The Daily Cycle of Someone With Depression


You wake up in your bedroom with a horrible feeling within your chest. Is it anxiety, depression or both this time? You lie there, contemplating if you should get up and face the world and yourself, or if you should go back to sleep where you don’t have to feel anything. Some days you choose the sleep, but today you chose to try the fight again and face the world with that small ounce of hope that it will be different today.

As you stare into the mirror, your features slowly become unrecognizable. You tilt your head one way, then the other, and within your eyes you see you but it isn’t you.
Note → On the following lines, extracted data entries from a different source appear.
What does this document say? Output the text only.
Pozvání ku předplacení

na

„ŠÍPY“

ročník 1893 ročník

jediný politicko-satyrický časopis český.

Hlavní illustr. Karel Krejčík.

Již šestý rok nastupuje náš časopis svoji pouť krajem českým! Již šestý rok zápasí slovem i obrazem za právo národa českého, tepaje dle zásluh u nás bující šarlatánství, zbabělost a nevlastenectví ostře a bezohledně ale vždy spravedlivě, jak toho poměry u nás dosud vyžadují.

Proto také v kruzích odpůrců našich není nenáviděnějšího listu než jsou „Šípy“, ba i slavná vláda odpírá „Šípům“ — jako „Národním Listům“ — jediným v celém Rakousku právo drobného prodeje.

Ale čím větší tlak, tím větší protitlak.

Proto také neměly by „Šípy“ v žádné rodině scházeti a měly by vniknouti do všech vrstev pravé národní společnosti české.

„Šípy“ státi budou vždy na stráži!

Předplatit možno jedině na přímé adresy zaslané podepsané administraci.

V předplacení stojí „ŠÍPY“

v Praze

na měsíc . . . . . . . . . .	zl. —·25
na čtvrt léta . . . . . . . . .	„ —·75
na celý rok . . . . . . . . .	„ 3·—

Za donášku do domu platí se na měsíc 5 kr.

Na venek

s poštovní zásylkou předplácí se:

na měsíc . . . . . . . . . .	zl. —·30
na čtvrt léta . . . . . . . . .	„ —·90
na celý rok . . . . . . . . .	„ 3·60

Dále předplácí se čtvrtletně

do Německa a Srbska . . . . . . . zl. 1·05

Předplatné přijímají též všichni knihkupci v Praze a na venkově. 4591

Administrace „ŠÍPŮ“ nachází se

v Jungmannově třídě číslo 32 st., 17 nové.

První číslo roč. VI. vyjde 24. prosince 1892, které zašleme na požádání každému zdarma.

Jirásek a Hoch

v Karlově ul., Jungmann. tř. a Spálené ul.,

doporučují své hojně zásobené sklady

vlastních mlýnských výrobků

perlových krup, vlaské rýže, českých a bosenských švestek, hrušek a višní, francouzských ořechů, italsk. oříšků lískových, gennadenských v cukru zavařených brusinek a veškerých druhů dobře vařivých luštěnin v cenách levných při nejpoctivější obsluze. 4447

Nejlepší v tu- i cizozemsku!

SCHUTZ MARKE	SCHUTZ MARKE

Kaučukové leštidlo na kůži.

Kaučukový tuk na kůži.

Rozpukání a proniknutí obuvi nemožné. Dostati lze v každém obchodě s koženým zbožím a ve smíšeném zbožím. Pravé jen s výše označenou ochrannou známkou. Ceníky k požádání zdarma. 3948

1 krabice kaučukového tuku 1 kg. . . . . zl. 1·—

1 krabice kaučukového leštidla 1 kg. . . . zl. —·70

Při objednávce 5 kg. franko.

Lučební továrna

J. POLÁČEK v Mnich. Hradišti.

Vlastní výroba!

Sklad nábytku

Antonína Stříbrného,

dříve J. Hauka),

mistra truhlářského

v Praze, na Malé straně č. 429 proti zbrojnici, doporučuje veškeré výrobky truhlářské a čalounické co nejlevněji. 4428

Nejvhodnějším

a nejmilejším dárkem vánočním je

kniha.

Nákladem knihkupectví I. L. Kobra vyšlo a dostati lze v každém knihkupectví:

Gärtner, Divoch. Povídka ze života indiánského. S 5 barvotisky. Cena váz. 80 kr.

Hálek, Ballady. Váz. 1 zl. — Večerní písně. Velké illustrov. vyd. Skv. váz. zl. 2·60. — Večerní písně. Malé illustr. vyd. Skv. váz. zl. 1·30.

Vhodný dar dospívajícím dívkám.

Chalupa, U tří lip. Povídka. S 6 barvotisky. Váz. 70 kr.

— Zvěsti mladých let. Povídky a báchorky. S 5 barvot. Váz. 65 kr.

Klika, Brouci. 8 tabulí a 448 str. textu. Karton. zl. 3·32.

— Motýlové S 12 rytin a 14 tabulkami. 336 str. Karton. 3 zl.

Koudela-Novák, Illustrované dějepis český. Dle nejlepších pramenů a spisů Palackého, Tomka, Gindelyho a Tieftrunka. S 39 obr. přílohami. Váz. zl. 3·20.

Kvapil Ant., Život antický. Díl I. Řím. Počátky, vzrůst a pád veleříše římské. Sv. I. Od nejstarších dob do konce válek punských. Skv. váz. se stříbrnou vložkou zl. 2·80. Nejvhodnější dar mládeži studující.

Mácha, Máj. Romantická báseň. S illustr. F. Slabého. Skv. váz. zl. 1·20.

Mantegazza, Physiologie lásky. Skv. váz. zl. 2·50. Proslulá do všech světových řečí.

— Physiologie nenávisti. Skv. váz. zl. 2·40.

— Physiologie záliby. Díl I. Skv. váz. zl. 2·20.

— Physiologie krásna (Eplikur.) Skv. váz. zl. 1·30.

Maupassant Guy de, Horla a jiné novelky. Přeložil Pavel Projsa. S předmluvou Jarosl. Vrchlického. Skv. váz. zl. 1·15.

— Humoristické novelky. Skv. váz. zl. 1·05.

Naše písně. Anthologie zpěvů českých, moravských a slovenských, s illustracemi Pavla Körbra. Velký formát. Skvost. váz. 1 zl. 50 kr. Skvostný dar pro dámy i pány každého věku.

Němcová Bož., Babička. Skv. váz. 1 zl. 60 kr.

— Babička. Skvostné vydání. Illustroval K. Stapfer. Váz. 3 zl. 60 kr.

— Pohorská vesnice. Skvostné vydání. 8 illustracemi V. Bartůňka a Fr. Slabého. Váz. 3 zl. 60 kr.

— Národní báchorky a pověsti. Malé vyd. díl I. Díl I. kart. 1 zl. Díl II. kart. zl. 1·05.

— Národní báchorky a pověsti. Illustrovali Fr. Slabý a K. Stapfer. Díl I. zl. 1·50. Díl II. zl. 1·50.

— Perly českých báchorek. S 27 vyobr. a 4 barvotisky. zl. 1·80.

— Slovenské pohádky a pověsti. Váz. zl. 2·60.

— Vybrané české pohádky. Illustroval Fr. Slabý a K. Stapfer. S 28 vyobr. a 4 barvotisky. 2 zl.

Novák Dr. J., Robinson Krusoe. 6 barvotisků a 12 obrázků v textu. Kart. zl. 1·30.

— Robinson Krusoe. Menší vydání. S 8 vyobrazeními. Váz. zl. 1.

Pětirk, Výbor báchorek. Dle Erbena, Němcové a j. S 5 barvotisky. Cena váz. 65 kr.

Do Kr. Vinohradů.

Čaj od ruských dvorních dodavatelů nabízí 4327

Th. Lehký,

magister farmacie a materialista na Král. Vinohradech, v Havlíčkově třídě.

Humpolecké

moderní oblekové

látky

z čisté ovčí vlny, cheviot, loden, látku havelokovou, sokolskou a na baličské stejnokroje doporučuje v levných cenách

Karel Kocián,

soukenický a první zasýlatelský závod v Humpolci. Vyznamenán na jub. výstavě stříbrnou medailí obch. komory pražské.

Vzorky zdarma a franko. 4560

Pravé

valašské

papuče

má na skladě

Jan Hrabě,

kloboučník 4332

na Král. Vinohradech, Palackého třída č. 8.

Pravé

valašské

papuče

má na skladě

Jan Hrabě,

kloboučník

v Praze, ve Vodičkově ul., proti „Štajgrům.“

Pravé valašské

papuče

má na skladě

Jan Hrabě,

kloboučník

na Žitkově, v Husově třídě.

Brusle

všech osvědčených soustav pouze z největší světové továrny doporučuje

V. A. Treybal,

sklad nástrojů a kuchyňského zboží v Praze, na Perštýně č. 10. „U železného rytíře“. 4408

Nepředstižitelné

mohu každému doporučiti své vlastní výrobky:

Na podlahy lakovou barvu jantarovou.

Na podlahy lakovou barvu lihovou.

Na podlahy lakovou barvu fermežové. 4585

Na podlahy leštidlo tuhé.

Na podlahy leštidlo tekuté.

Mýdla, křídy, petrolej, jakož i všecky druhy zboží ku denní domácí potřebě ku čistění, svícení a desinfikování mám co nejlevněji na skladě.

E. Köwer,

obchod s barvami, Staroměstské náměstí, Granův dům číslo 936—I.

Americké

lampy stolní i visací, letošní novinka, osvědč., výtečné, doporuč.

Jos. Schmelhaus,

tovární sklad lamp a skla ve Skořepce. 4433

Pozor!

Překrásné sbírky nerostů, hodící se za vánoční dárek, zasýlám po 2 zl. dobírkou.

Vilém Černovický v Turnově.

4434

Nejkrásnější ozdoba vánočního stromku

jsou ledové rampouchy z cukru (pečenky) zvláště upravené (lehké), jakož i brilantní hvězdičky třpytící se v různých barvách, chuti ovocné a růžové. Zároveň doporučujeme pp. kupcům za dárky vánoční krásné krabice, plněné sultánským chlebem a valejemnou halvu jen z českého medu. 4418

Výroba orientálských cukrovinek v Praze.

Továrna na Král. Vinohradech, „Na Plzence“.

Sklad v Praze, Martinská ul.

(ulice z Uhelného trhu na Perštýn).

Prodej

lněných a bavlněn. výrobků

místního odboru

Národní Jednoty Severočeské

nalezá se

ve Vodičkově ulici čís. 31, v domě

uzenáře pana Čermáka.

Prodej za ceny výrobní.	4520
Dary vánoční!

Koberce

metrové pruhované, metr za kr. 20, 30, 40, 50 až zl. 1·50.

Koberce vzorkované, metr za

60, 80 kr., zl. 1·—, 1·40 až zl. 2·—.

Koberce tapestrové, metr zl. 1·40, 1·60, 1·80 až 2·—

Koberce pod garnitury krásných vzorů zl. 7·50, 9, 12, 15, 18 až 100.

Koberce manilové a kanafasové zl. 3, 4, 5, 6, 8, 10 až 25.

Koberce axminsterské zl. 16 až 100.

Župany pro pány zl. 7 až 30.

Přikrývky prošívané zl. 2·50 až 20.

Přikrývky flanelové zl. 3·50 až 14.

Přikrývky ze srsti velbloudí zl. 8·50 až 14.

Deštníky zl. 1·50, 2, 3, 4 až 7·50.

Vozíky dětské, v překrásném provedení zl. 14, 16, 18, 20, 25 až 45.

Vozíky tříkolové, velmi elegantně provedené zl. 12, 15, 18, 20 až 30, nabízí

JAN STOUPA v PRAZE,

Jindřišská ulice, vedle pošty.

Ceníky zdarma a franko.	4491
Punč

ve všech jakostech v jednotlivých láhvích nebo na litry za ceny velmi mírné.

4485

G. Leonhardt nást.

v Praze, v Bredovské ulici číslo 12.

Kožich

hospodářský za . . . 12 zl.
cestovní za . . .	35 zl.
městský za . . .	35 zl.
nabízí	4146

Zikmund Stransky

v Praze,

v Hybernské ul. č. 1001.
You feel like crying, sometimes, because you miss yourself. This person you see is not you, and you don’t know where you went. Sometimes, you don’t cry at all, but just continue to stare because you have become numb to it all.

In both situations, you simply wish for happiness, but the thought is unfathomable.

You try and talk to people as the day goes on, but the more you do, the more your smiles drain and hurt you. As people talk, you battle yourself with words like “focus,” or “I can’t do this, my heart can’t handle this.”

The worst conversations are with the ones you love the most. They either know you are struggling but feel hopeless to help you, or they are not even aware you are hurting. You want to love them so bad and embrace them with the happiness you desire and they deserve, but your heart won’t let you “burden” them with your depression.

You go home, and it is an entirely different feat in itself, depending on where you come from.

For some, your family is always arguing with one another, and it seems as though no one is happy. For others, you go unnoticed and ignored as you feel unloved.

Maybe you feel as though they are the keystone of the household, and the burden of keeping everyone happy is on the weight of their shoulders. Maybe your family loves you but doesn’t understand your depression.

Whatever it is, the heartache is unbearable, and you either go through the motions with numbness or a constant feeling of sobbing at any moment.

Showers are a time of reflection and sorrow for those who live with depression. You are in your most vulnerable state. As you emerge yourself in the water, you let the water continue to run, so no one can hear you cry. Then, you lie there feeling even more numb than you were when you were dry.

Nighttime comes. Even though your body can finally rest from being drained throughout the day, your thoughts emerge clearer and more potent at this time. So many nights, you have cried into that pillow so no one could hear you. So many nights you just stared aimlessly to your dark ceiling, and maybe you had so many thoughts racing that you couldn’t think of anything.

Some nights you crash and others you lie awake, waiting till tomorrow, to start the cycle over once more.